Furthermore, from the EFA, it is also shown that there are two items that had to be removed. For item no. 4 (“Something, rather than nothing, can be done to minimize the risk of falling into these biases”), the phrase ‘something, rather than nothing’ is rather ambiguous and this may have resulted in its rejection by the participants as a valid item. Re-phrasing it with a more direct sentence may bring greater clarity. For example, it could be rephrased, as ‘Specific de-biasing strategies are effective in minimizing the risk of committing cognitive biases.

For item no. 3 (“Authority gradient discourages critical thinking and thus increase the vulnerability to commit cognitive errors”), its rejection could be due to the fact that the statement is overly generalized, particularly in an Asian culture. Authority gradient is defined as the gradient that may exist between two individuals’ professional status, experience, or expertise that contributes to gap in exchanging information or communicating concerns [17]. In our study, perhaps our participants did not think that authority gradient is always bad. Nurtured in an environment where a healthy level of authority gradient is respected, a senior, experienced clinician can train a junior clinician in inculcating better clinical decision making skill.

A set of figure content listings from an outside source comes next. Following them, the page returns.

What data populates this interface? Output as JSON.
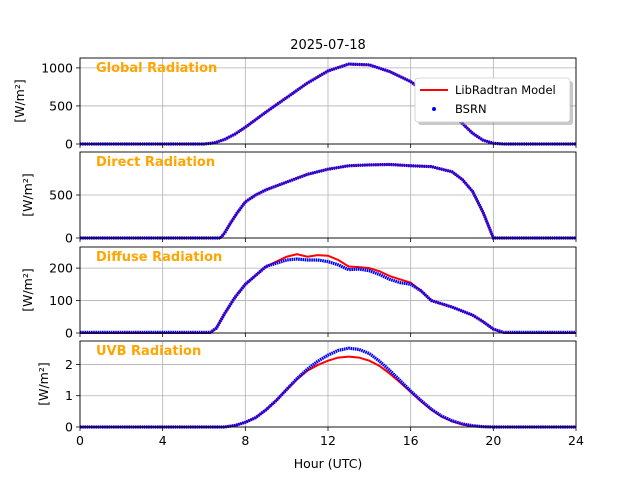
{
  "chart_data": {
    "type": "line",
    "title": "2025-07-18",
    "xlabel": "Hour (UTC)",
    "x_ticks": [
      0,
      4,
      8,
      12,
      16,
      20,
      24
    ],
    "xlim": [
      0,
      24
    ],
    "grid": true,
    "legend": {
      "location": "top-right",
      "entries": [
        {
          "name": "LibRadtran Model",
          "style": "line",
          "color": "#ff0000"
        },
        {
          "name": "BSRN",
          "style": "dots",
          "color": "#0000ff"
        }
      ]
    },
    "colors": {
      "model": "#ff0000",
      "bsrn": "#0000ff",
      "panel_title": "#ffa500",
      "grid": "#b0b0b0"
    },
    "panels": [
      {
        "title": "Global Radiation",
        "ylabel": "[W/m²]",
        "ylim": [
          0,
          1130
        ],
        "y_ticks": [
          0,
          500,
          1000
        ],
        "series": [
          {
            "name": "LibRadtran Model",
            "x": [
              0,
              6.0,
              6.5,
              7.0,
              7.5,
              8.0,
              9.0,
              10.0,
              11.0,
              12.0,
              13.0,
              14.0,
              15.0,
              16.0,
              17.0,
              18.0,
              19.0,
              19.5,
              20.0,
              20.5,
              24
            ],
            "y": [
              0,
              0,
              15,
              60,
              130,
              220,
              420,
              610,
              800,
              960,
              1050,
              1040,
              950,
              820,
              620,
              400,
              140,
              50,
              10,
              0,
              0
            ]
          },
          {
            "name": "BSRN",
            "x": [
              0,
              6.0,
              6.5,
              7.0,
              7.5,
              8.0,
              9.0,
              10.0,
              11.0,
              12.0,
              13.0,
              14.0,
              15.0,
              16.0,
              17.0,
              18.0,
              19.0,
              19.5,
              20.0,
              20.5,
              24
            ],
            "y": [
              0,
              0,
              15,
              60,
              130,
              220,
              420,
              610,
              800,
              960,
              1050,
              1040,
              950,
              820,
              620,
              400,
              140,
              50,
              10,
              0,
              0
            ]
          }
        ]
      },
      {
        "title": "Direct Radiation",
        "ylabel": "[W/m²]",
        "ylim": [
          0,
          1000
        ],
        "y_ticks": [
          0,
          500
        ],
        "series": [
          {
            "name": "LibRadtran Model",
            "x": [
              0,
              6.8,
              7.0,
              7.3,
              7.6,
              8.0,
              8.5,
              9.0,
              10.0,
              11.0,
              12.0,
              13.0,
              14.0,
              15.0,
              16.0,
              17.0,
              18.0,
              18.5,
              19.0,
              19.5,
              19.8,
              20.0,
              24
            ],
            "y": [
              0,
              0,
              60,
              180,
              290,
              420,
              500,
              560,
              650,
              740,
              800,
              840,
              850,
              855,
              840,
              830,
              770,
              680,
              540,
              300,
              120,
              0,
              0
            ]
          },
          {
            "name": "BSRN",
            "x": [
              0,
              6.8,
              7.0,
              7.3,
              7.6,
              8.0,
              8.5,
              9.0,
              10.0,
              11.0,
              12.0,
              13.0,
              14.0,
              15.0,
              16.0,
              17.0,
              18.0,
              18.5,
              19.0,
              19.5,
              19.8,
              20.0,
              24
            ],
            "y": [
              0,
              0,
              60,
              180,
              290,
              420,
              500,
              560,
              650,
              740,
              800,
              840,
              850,
              855,
              840,
              830,
              770,
              680,
              540,
              300,
              120,
              0,
              0
            ]
          }
        ]
      },
      {
        "title": "Diffuse Radiation",
        "ylabel": "[W/m²]",
        "ylim": [
          0,
          265
        ],
        "y_ticks": [
          0,
          100,
          200
        ],
        "series": [
          {
            "name": "LibRadtran Model",
            "x": [
              0,
              6.3,
              6.6,
              7.0,
              7.5,
              8.0,
              9.0,
              10.0,
              10.5,
              11.0,
              11.5,
              12.0,
              12.5,
              13.0,
              13.5,
              14.0,
              14.5,
              15.0,
              15.5,
              16.0,
              16.5,
              17.0,
              18.0,
              19.0,
              19.5,
              20.0,
              20.5,
              24
            ],
            "y": [
              0,
              0,
              15,
              60,
              110,
              150,
              205,
              235,
              243,
              235,
              240,
              238,
              225,
              205,
              203,
              200,
              190,
              175,
              165,
              155,
              130,
              100,
              80,
              55,
              35,
              12,
              0,
              0
            ]
          },
          {
            "name": "BSRN",
            "x": [
              0,
              6.3,
              6.6,
              7.0,
              7.5,
              8.0,
              9.0,
              10.0,
              10.5,
              11.0,
              11.5,
              12.0,
              12.5,
              13.0,
              13.5,
              14.0,
              14.5,
              15.0,
              15.5,
              16.0,
              16.5,
              17.0,
              18.0,
              19.0,
              19.5,
              20.0,
              20.5,
              24
            ],
            "y": [
              2,
              2,
              15,
              60,
              110,
              150,
              205,
              225,
              228,
              225,
              225,
              220,
              210,
              195,
              197,
              192,
              180,
              165,
              155,
              150,
              130,
              100,
              80,
              55,
              35,
              12,
              2,
              2
            ]
          }
        ]
      },
      {
        "title": "UVB Radiation",
        "ylabel": "[W/m²]",
        "ylim": [
          0,
          2.75
        ],
        "y_ticks": [
          0,
          1,
          2
        ],
        "series": [
          {
            "name": "LibRadtran Model",
            "x": [
              0,
              7.0,
              7.5,
              8.0,
              8.5,
              9.0,
              9.5,
              10.0,
              10.5,
              11.0,
              11.5,
              12.0,
              12.5,
              13.0,
              13.5,
              14.0,
              14.5,
              15.0,
              15.5,
              16.0,
              16.5,
              17.0,
              17.5,
              18.0,
              18.5,
              19.0,
              19.5,
              20.0,
              20.5,
              24
            ],
            "y": [
              0,
              0,
              0.05,
              0.15,
              0.3,
              0.55,
              0.85,
              1.2,
              1.52,
              1.8,
              1.98,
              2.12,
              2.22,
              2.25,
              2.22,
              2.12,
              1.95,
              1.7,
              1.42,
              1.12,
              0.82,
              0.55,
              0.33,
              0.18,
              0.08,
              0.03,
              0.01,
              0,
              0,
              0
            ]
          },
          {
            "name": "BSRN",
            "x": [
              0,
              7.0,
              7.5,
              8.0,
              8.5,
              9.0,
              9.5,
              10.0,
              10.5,
              11.0,
              11.5,
              12.0,
              12.5,
              13.0,
              13.5,
              14.0,
              14.5,
              15.0,
              15.5,
              16.0,
              16.5,
              17.0,
              17.5,
              18.0,
              18.5,
              19.0,
              19.5,
              20.0,
              20.5,
              24
            ],
            "y": [
              0,
              0,
              0.05,
              0.15,
              0.3,
              0.55,
              0.85,
              1.2,
              1.55,
              1.85,
              2.1,
              2.3,
              2.45,
              2.52,
              2.48,
              2.35,
              2.1,
              1.8,
              1.48,
              1.15,
              0.85,
              0.57,
              0.35,
              0.2,
              0.1,
              0.04,
              0.01,
              0,
              0,
              0
            ]
          }
        ]
      }
    ]
  }
}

In terms of the internal consistency analysis of Part A, a moderate degree of internal consistency measured by both Cronbach’s alpha values of more than 0.6 in both factors was noted. The internal consistency could be improved by adding more items within the factors. Therefore, future research should consider including more items that are relevant to Factor 1 (educational interventions to reduce the risk of cognitive biases) and Factor 2 (impact of cognitive biases in clinical decision making) or items to generate more factors to move up to the next of stage of “taking actions” along the ladder of Transtheoretical Model of Change [9].

There are a number of limitations in this validation study. First, for Part A, confirmatory factor analysis (CFA) was not performed on another set of samples to confirm the constructs developed based on the EFA result. Second, face validity was not performed to determine its comprehensibility and readability. For example, as mentioned, the phrase ‘something, rather than nothing’ in item no. 4 is rather vague. Third, more items should be included to improve the internal consistency of the constructs. The future development of this project would include rewording and rephrasing the items as well as adding more relevant items based on Transtheoretical Model of Change [9]. More samples should be included to replicate the present EFA results and as well as including CFA test in the analysis to devise the second edition of this questionnaire.

Conclusion

Despite its limitations, the construct and content validation suggest that the CATChES questionnaire tool is useful in evaluating the awareness among clinicians toward cognitive errors in clinical decision making. Such awareness may in turn, motivate them to take measures to minimize risk of committing these errors.